The constants of integration, often denoted as \(C_1\), \(C_2\), etc., represent unknown quantities that are introduced when taking the indefinite integral of a function. Since an indefinite integral has an indefinite number of antiderivatives, these constants account for all potential vertical shifts of the function's graph.

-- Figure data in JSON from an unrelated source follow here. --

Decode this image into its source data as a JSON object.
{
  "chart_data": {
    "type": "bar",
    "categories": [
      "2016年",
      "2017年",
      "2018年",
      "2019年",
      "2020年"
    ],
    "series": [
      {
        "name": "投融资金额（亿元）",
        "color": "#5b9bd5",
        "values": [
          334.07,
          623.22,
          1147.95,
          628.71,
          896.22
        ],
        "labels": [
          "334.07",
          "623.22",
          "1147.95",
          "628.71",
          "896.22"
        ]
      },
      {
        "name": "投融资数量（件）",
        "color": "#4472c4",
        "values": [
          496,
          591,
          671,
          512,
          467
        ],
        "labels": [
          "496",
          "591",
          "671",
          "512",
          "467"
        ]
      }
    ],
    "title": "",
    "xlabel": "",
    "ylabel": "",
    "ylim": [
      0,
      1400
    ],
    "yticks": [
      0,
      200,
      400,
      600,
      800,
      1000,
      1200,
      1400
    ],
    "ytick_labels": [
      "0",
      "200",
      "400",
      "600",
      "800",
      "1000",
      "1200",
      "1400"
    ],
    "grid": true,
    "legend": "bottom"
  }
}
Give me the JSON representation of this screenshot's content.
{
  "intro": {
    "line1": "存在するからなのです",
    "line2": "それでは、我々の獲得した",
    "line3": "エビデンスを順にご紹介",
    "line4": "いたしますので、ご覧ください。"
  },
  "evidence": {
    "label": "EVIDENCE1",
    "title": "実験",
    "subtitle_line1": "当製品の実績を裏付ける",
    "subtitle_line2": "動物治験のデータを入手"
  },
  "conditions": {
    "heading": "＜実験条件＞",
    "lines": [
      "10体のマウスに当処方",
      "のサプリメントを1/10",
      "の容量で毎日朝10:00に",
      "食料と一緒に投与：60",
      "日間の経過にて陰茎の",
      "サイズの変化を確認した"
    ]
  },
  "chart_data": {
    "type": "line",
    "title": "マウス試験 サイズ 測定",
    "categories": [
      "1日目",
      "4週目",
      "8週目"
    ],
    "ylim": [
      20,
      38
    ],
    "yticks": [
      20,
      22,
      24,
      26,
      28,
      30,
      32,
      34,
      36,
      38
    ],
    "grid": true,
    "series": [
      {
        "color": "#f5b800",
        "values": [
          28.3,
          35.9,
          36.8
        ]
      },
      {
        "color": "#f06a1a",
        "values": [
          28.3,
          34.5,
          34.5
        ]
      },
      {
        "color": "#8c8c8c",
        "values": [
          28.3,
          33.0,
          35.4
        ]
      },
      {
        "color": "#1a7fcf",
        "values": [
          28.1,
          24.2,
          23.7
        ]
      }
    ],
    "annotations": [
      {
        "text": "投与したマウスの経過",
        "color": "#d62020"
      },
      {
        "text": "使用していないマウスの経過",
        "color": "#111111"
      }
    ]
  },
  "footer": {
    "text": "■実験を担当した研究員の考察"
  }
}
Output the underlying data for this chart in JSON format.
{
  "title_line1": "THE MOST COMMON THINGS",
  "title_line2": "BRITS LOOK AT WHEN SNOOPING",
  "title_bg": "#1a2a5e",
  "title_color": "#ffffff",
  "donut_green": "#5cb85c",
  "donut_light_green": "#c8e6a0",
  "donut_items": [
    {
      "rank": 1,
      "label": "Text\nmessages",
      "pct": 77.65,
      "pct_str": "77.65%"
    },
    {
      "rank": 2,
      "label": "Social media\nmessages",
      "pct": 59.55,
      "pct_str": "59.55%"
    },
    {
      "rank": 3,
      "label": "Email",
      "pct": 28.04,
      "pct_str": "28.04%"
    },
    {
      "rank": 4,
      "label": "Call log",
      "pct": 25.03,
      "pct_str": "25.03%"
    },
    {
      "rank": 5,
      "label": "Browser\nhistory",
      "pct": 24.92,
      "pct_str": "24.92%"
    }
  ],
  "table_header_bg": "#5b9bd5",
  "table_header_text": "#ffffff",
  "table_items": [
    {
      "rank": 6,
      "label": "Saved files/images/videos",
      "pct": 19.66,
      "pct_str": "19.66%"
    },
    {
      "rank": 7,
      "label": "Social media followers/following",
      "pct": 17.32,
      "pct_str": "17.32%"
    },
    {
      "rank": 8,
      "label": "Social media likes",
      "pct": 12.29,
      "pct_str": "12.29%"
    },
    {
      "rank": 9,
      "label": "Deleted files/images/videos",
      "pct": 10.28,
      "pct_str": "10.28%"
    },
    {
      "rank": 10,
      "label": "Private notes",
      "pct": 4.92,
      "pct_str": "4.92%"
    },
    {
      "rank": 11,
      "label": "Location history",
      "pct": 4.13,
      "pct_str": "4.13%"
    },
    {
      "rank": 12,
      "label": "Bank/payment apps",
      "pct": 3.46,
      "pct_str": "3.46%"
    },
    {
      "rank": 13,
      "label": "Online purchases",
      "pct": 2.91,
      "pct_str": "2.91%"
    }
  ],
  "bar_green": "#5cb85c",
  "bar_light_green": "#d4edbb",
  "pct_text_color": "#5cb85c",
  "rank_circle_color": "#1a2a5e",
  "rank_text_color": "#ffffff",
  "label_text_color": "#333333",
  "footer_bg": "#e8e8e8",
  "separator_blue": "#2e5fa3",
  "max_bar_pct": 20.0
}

In solving differential equations, when we integrate both sides, we obtain one or more constants of integration. In our problem, we have \(C_1\) from the left side and \(C_2\) from the right side of the equation. These constants can be combined into a single constant \(C\) because only their difference affects the solution's value, not the individual values of \(C_1\) or \(C_2\). The constant \(C\) is essential because it allows the solution to be adjusted to fit specific initial conditions or boundary values, resulting in a family of potential solutions that describe all possible scenarios defined by the differential equation.